Other credit related information is open for them to see, however.
That being said, your credit reports are unable to be pulled by any employer unless you give written consent for them to do so. If you are turned down for a job because of the contents of the report, the company is required by law to give you an “adverse action notice,” which lets you know what made them decide to deny you.
If you decide to open up an account with a bank, the bank you are working with may decide to do a check on your credit – even if you do not have a credit card attached to the account.
They do this to make sure that you will not pose a serious risk of overdrawing from your account and costing them money.
Your credit might also be pulled up by the bank if you opt in for overdraft protection, as it is a line of credit.
Though it is not entirely certain that they will, many utility or cell phone companies may pull up your credit reports. Many states have laws preventing utility companies from denying you service due to bad credit, but many may still charge you a deposit fee.
Creditors and Lenders
Creditors and lenders will pull up your credit to check your credit worthiness. They want to be sure that if they approve you for a credit card or loan, that they will be able to get their money back. That said, the better your credit history is, the more likely it is that you will be approved and receive terms that are favorable.
Insurance companies will often pull up your credit because statistically, those who have lower credit are more likely to file claims. The insurance company you are working with will get a hold of your credit-based insurance scores, unless using such scores has been prohibited by your state.
There are times when collectors may decide to look over your credit reports for your contact information or any data about activities on your account. This information will let them know how to get a hold of you and determine if you will be able to pay back the balance that you currently owe.
Your landlord may pull up your credit report because they want to see if you have a history of making your rent payments on time.

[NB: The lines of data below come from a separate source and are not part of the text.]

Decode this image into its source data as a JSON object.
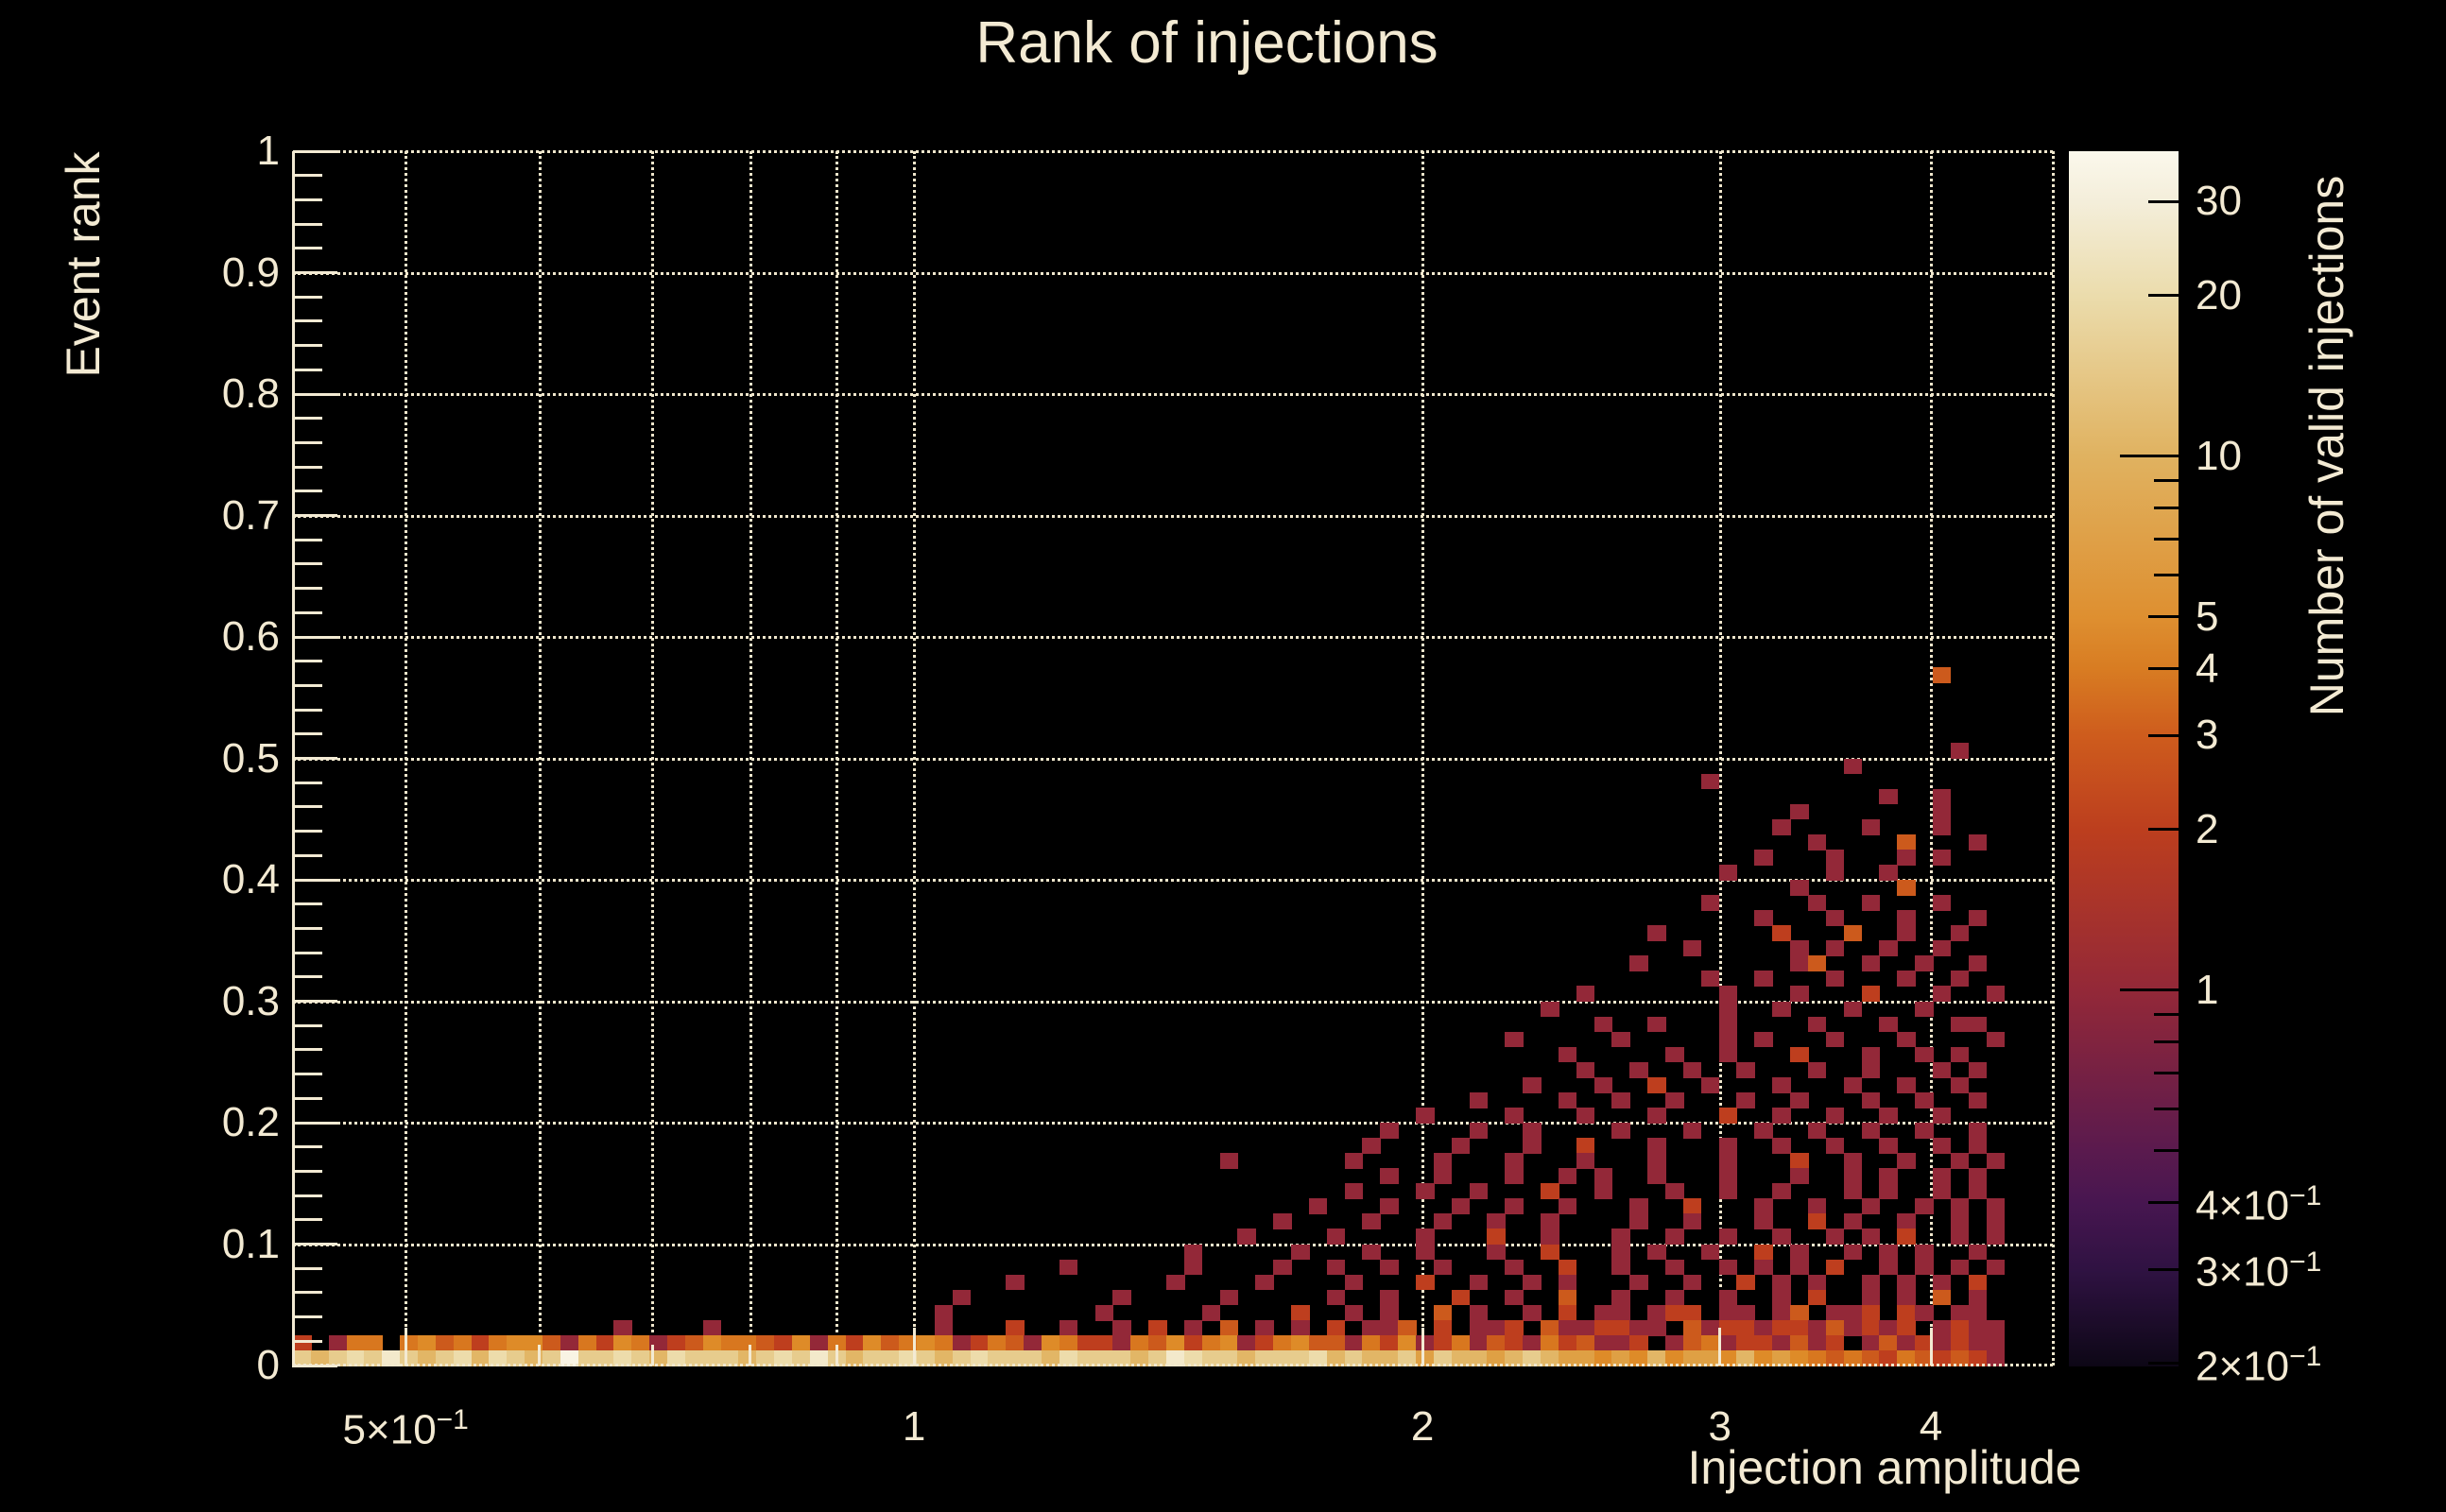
{
  "title": "Rank of injections",
  "colors": {
    "background": "#000000",
    "text": "#F3EAD3",
    "grid": "#EFE6CC",
    "axis": "#F3EAD3",
    "colorbar_tick": "#000000"
  },
  "chart_data": {
    "type": "heatmap",
    "title": "Rank of injections",
    "xlabel": "Injection amplitude",
    "ylabel": "Event rank",
    "zlabel": "Number of valid injections",
    "x_scale": "log",
    "x_range": [
      0.4288,
      4.723
    ],
    "y_scale": "linear",
    "y_range": [
      0,
      1
    ],
    "z_scale": "log",
    "z_range": [
      0.198,
      37.3
    ],
    "grid": true,
    "x_major_ticks": [
      {
        "value": 0.5,
        "base": "5×10",
        "exp": "−1"
      },
      {
        "value": 1,
        "base": "1"
      },
      {
        "value": 2,
        "base": "2"
      },
      {
        "value": 3,
        "base": "3"
      },
      {
        "value": 4,
        "base": "4"
      }
    ],
    "x_medium_ticks": [
      0.6,
      0.7,
      0.8,
      0.9
    ],
    "x_gridlines": [
      0.5,
      0.6,
      0.7,
      0.8,
      0.9,
      1,
      2,
      3,
      4
    ],
    "y_ticks": [
      {
        "value": 0,
        "label": "0"
      },
      {
        "value": 0.1,
        "label": "0.1"
      },
      {
        "value": 0.2,
        "label": "0.2"
      },
      {
        "value": 0.3,
        "label": "0.3"
      },
      {
        "value": 0.4,
        "label": "0.4"
      },
      {
        "value": 0.5,
        "label": "0.5"
      },
      {
        "value": 0.6,
        "label": "0.6"
      },
      {
        "value": 0.7,
        "label": "0.7"
      },
      {
        "value": 0.8,
        "label": "0.8"
      },
      {
        "value": 0.9,
        "label": "0.9"
      },
      {
        "value": 1,
        "label": "1"
      }
    ],
    "y_minor_step": 0.02,
    "y_gridlines": [
      0.1,
      0.2,
      0.3,
      0.4,
      0.5,
      0.6,
      0.7,
      0.8,
      0.9
    ],
    "colorbar_ticks": [
      {
        "value": 30,
        "base": "30"
      },
      {
        "value": 20,
        "base": "20"
      },
      {
        "value": 10,
        "base": "10",
        "decade": true
      },
      {
        "value": 5,
        "base": "5"
      },
      {
        "value": 4,
        "base": "4"
      },
      {
        "value": 3,
        "base": "3"
      },
      {
        "value": 2,
        "base": "2"
      },
      {
        "value": 1,
        "base": "1",
        "decade": true
      },
      {
        "value": 0.4,
        "base": "4×10",
        "exp": "−1"
      },
      {
        "value": 0.3,
        "base": "3×10",
        "exp": "−1"
      },
      {
        "value": 0.2,
        "base": "2×10",
        "exp": "−1"
      }
    ],
    "colorbar_minor_ticks": [
      9,
      8,
      7,
      6,
      0.9,
      0.8,
      0.7,
      0.6,
      0.5
    ],
    "colorbar_stops": [
      {
        "pos": 0,
        "color": "#FBF8EC"
      },
      {
        "pos": 4.2,
        "color": "#F4EEDA"
      },
      {
        "pos": 11.9,
        "color": "#EBDCAC"
      },
      {
        "pos": 25.1,
        "color": "#E0B260"
      },
      {
        "pos": 38.4,
        "color": "#DE8F30"
      },
      {
        "pos": 42.6,
        "color": "#D87C22"
      },
      {
        "pos": 48.1,
        "color": "#CE5C1D"
      },
      {
        "pos": 55.9,
        "color": "#BC3E1E"
      },
      {
        "pos": 69.1,
        "color": "#932838"
      },
      {
        "pos": 82.3,
        "color": "#5A1A4E"
      },
      {
        "pos": 86.6,
        "color": "#471650"
      },
      {
        "pos": 92.1,
        "color": "#2F1242"
      },
      {
        "pos": 100,
        "color": "#0D0716"
      }
    ],
    "heatmap": {
      "bins_x": 96,
      "x_min": 0.4288,
      "x_max": 4.419,
      "row_height_units": 0.0125,
      "palette": {
        "1": "#932838",
        "2": "#BE3E1E",
        "3": "#CC5A1C",
        "4": "#D8771F",
        "5": "#DE8B28",
        "6": "#DFA044",
        "7": "#E2B666",
        "8": "#E7CC8D",
        "9": "#EDDCAB",
        "a": "#F3E9CB",
        "b": "#F9F4E4"
      },
      "palette_counts": {
        "1": 1,
        "2": 2,
        "3": 3,
        "4": 4,
        "5": 6,
        "6": 9,
        "7": 13,
        "8": 18,
        "9": 24,
        "a": 30,
        "b": 34
      },
      "rows_top_to_bottom": [
        "............................................................................................3...",
        "................................................................................................",
        "................................................................................................",
        "................................................................................................",
        "................................................................................................",
        ".............................................................................................1..",
        ".......................................................................................1........",
        "...............................................................................1................",
        ".........................................................................................1..1...",
        "....................................................................................1.......1...",
        "...................................................................................1....1...1...",
        ".....................................................................................1....3...1.",
        "..................................................................................1...1...1.1..",
        "................................................................................1.....1..1......",
        "....................................................................................1.....3.....",
        "...............................................................................1.....1..1...1...",
        "..................................................................................1...1...1...1",
        "............................................................................1......2...3..1..1..",
        "..............................................................................1.....1.1..1..1...",
        "...........................................................................1........13..1..1..1.",
        "...............................................................................1..1...1...1..1..",
        "........................................................................1.......1...1...2...1..1",
        "......................................................................1.........1..1...1...1....",
        ".........................................................................1..1...1....1...1...11.",
        "....................................................................1.....1.....1.1...1...1....1",
        ".......................................................................1.....1..1...2...1..1.1..",
        "........................................................................1..1..1..1...1..1...1.1.",
        ".....................................................................1...1..2..1...1...1..1..1..",
        "..................................................................1....1..1..1...1..1...1..1..1.",
        "...............................................................1....1...1...1...2..1..1..1..1...",
        ".............................................................1....1..1....1...1...1..1..1..1..1.",
        "............................................................1....1...1..2...1...1..1..1..1..1.1",
        "....................................................1......1....1...1...1...1...1...2..1..1..1.1.",
        ".............................................................1..1...1..1.1..1...1...1..1.1..1.1",
        "...........................................................1...1..1...2..1...1..1..1...1.1..1.1.",
        ".........................................................1...1...1..1..1...1..2...1..1..1..1.1.1",
        ".......................................................1....1...1..1..1....1..1...1..2.1..1..1.1.",
        ".....................................................1....1....1...2..1...1..1..1..1..1.1.2..1.1",
        "..................................................1.....1...1..1...1..2...1.1..1..2.1..1.1.1..1.",
        "...........................................1......1....1..1..1..1...1..2..1..1..1.1.1.2..1.1.1.1",
        "........................................1........1....1....1...2..1..1.1...1..1..2.1.1..1.1.1.2.1.",
        ".....................................1........1.....1.....1..1...2..1..3..1..1..1..1.2..1.1.3.1.1.1",
        "....................................1........1.....1....2..1.1..3.1..1.2.11.122.11.13.112.21.11.",
        "..................1....1............1...2..1..1.2.1.3.1.1.2.113.2.112.3112211.3122122131212.1211",
        "2.144.4534245531425412354432514253454124315422143524512453314251241321423112.1341221312.13121211",
        "87898a87897987 8b8898798887898a878898789888798887 8a9887888978778687767876656575665756543432432321"
      ]
    }
  },
  "labels": {
    "x_axis_title": "Injection amplitude",
    "y_axis_title": "Event rank",
    "colorbar_title": "Number of valid injections"
  }
}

The higher your credit, the more likely it is that you have been paying your rent in a timely fashion.
If a government agency has a legitimate reason to pull up your credit report, they will be able to do so. They might be looking for your contact information, figuring out how much you can afford to provide for child support, determining if you have unclaimed assets or income, if you apply for public assistance, etc.

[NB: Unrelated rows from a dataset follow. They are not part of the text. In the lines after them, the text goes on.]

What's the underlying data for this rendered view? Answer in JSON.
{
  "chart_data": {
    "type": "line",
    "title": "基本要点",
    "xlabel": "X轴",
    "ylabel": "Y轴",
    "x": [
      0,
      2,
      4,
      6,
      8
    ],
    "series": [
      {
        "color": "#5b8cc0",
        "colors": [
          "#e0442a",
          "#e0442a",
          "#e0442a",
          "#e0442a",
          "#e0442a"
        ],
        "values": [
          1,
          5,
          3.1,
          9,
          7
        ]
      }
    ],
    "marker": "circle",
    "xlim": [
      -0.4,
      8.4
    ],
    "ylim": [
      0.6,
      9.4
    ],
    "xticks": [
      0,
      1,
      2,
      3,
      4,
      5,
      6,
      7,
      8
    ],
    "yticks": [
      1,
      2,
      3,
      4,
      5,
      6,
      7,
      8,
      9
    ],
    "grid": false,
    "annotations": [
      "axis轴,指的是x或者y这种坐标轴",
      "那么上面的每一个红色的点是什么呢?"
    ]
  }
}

Entities with Court Orders
Having a legitimate business reason for your credit to be pulled up may not be required for a court order. If an entity is given a court order that allows them access to your credit, they are allowed to do so. That being said, these kinds of court orders are not easy to obtain and thus are very rare.
People Without Access to Your Credit Score
Other than the entities mentioned above, no one else besides yourself should be able to access your credit score and overall credit history. Your credit score will never be made available to the general public, unless you accidently post about it on social media.
Should someone use your personal information to fraudulently obtain your credit history, you have the option to sue them for:
- The amount of damages they caused
How to Get Your Own Credit Score
There are several ways that you can obtain a copy of your credit score and credit report. Places like Free Credit Report offer you a look at your credit score for free. You are also entitled to a free copy of your credit report every 12 months from all three major credit reporting agencies: Experian, TransUnion, and Equifax.